İşin bu notasında sorulması gereken ilk soru şu olmalıdır: TSK’nın ‘Fırat Kalkanı’ ile başlayıp El Bab, Münbiç (kısmetse Musul ve ‘büyük hayal’i hatırlarsak Halep) istikametine ilişkin yaptığı ve yapamadığı harekatlardan oluşan ‘savaş hali’ Anayasa’nın 87 ve 92’nci maddelerinde belirlenen çerçeveye uygun mudur? TBMM’den söz konusu ‘savaş hali’nin ‘ilanı’yla ilişkili bir karar çıkmış mıdır?
Bu soruya “Tezkere ne güne duruyor?” gibi bir itiraz gelebilir. Ancak unutmayalım ki, söz konusu ‘Tezkere’ sözünü ettiğimiz türden bir “savaş hali”ne işaret etmemektedir. Hatırlayın; ‘Tezkere’nin –birinci cümlesinden itibaren- silahlı mücadeleye hedef olarak gösterdiği unsurlar “terör tehditi ve her türlü güvenli riskine karşı (…) her türlü tedbiri almak..”dır. Nitekim ‘Tezkere’nin yakınlarda tekrar uzatılmasına ilişkin TBMM’de yapılan müzakerelerde Milli Savunma Bakanı tezkerenin hedefini şöyle tarif etmiştir: “Tezkerenin de hedefi bu ülkenin huzuruna saldıran içteki ve dıştaki teröristlerdir.”

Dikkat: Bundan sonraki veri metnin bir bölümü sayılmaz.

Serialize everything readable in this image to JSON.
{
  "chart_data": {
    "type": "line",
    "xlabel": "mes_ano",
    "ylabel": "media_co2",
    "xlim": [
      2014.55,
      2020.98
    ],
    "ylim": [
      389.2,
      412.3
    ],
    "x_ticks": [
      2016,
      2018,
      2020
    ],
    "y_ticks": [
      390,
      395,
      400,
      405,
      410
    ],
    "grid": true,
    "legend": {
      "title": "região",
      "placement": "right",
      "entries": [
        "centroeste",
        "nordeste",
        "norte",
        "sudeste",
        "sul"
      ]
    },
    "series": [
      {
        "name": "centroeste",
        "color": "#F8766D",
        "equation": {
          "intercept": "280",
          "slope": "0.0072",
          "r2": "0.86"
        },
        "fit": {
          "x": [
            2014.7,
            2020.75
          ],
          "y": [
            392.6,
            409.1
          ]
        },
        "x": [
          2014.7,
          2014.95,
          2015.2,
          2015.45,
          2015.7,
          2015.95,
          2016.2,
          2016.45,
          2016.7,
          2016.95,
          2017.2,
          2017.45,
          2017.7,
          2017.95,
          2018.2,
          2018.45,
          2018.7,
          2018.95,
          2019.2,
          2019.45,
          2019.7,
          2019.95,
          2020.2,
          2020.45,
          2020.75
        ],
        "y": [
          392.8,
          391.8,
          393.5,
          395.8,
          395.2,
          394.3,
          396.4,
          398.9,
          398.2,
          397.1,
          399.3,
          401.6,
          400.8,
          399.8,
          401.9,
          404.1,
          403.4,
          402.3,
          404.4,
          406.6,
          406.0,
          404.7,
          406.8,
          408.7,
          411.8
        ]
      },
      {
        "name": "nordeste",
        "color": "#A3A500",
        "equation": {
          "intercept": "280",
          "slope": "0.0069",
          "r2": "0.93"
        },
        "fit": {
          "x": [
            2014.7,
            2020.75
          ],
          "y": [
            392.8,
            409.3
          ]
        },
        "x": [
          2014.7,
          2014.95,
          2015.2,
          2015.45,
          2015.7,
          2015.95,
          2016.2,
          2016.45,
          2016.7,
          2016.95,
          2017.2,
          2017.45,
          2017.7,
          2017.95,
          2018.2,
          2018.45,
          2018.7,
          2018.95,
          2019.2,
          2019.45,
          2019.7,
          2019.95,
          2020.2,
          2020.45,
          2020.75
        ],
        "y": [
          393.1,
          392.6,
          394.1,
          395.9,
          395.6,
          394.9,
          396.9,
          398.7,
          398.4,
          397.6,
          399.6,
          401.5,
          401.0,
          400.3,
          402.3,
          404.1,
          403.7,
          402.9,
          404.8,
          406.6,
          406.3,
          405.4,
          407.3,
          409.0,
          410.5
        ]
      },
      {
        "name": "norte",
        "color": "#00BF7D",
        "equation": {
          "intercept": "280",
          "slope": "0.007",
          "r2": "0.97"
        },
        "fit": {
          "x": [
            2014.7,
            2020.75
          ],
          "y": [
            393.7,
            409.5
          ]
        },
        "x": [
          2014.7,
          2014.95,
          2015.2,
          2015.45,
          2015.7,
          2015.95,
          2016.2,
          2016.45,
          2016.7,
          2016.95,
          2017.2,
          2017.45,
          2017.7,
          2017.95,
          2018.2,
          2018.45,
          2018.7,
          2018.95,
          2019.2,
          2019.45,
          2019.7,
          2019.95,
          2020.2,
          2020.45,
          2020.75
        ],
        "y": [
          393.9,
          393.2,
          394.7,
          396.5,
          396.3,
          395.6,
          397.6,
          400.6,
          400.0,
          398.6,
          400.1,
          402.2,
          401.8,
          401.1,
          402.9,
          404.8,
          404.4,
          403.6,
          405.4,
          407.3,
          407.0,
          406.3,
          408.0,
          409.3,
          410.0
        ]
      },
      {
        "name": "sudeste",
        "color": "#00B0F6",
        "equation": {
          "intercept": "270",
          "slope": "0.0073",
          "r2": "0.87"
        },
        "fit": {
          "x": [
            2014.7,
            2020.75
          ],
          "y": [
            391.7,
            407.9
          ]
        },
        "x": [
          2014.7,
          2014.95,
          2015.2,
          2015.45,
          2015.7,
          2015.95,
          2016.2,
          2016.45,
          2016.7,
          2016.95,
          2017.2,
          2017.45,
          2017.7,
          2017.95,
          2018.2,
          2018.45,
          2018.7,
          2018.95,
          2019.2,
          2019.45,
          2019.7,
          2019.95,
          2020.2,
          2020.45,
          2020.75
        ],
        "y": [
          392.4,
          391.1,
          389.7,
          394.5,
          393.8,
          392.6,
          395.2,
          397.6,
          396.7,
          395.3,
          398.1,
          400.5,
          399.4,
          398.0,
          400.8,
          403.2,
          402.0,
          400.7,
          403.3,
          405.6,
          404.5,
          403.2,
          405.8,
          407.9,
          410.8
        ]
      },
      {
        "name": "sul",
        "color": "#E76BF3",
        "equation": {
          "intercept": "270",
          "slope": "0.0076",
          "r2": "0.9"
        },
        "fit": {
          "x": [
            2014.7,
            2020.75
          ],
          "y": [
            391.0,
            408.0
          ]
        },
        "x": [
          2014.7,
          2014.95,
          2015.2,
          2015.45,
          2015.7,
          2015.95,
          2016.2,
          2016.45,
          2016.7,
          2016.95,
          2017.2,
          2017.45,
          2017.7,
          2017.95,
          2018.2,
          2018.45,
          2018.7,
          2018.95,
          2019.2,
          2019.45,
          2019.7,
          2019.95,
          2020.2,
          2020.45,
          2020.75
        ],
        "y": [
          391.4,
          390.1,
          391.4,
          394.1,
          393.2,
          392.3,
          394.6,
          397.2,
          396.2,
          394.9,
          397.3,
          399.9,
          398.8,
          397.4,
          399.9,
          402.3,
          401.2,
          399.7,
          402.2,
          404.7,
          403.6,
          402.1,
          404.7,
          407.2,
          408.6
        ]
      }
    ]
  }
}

Oysa biliyoruz ki, TSK’nın bugün ÖSO’na eşlik ederek (ama belki yarın ÖSO’nun TSK’ya eşlik ederek) sürdürdüğü ‘savaş hali,’ ‘tezkere’nin tarifinin sınırlarını çoktan aşmış durumdadır.
Bir adım daha ilerleyerek, Anayasa’nın 92’nci maddesinde ‘savaş hali’yle ilgili olarak cumhurbaşkanına tanınan yetkinin niteliğine de değinelim: Bu değerlendirmeyi de bir anayasa hukukçusu yapsın: “Anayasa tarafından Cumhurbaşkanı’na verilen silahlı kuvvet kullanma yetkisi genel bir yetki değildir., ayrıksı durumlar için öngörülmüştür. Cumhurbaşkanı’nın TSK’nın kullanılmasına karar verebilmesi için, – TBMM’nin tatilde veya ara vermede olması- Ülkenin ani bir silahlı saldırıya uğraması ve bu sebeple silahlı kuvvet kullanılmasına karar verilmesinin kaçınılmaz olması gerekmektedir. Meclisin toplanık olmadığı zamanlara özgü olan bu yetki konu bakamından sınırlıdır. Yani silahlı kuvvet kullanılmasıyla ilgili her yetkiyi kapsamaz, sadece ülkeyi savunmak amacıyla silahlı kuvvetleri kullanmayı içerir.”
Çok sıkılmadıysanız, ‘savaş hali ilanı’yla ilgili TBMM İç Tüzüğü’nün 129’uncu maddesine de göz atılabilir. Bu madde de –tabii ki- söz konusu ‘ilan’ın –egemenlik yetkisi itibarıyla– sadece TBMM’de olduğunu teyit etmektedir.
Ama siz şu manzaraya bakın: TBMM tatilde değil, ama ‘savaş hali ilanı’nın elinden kaçmış olduğunun sanki farkında bile değil.
Ne yazık! Başta TBMM olmak üzere bütün ülke Anayasa 92’yi tamamen yanlış anlayarak Irak ve Suriye topraklarında ‘savaş hali’ni bizzat yürütmeye çalışan bir yürütmenin hayal ve gerçeğin birbirine karıştığı iç dünyasının belirtilerini izlemekle meşgul…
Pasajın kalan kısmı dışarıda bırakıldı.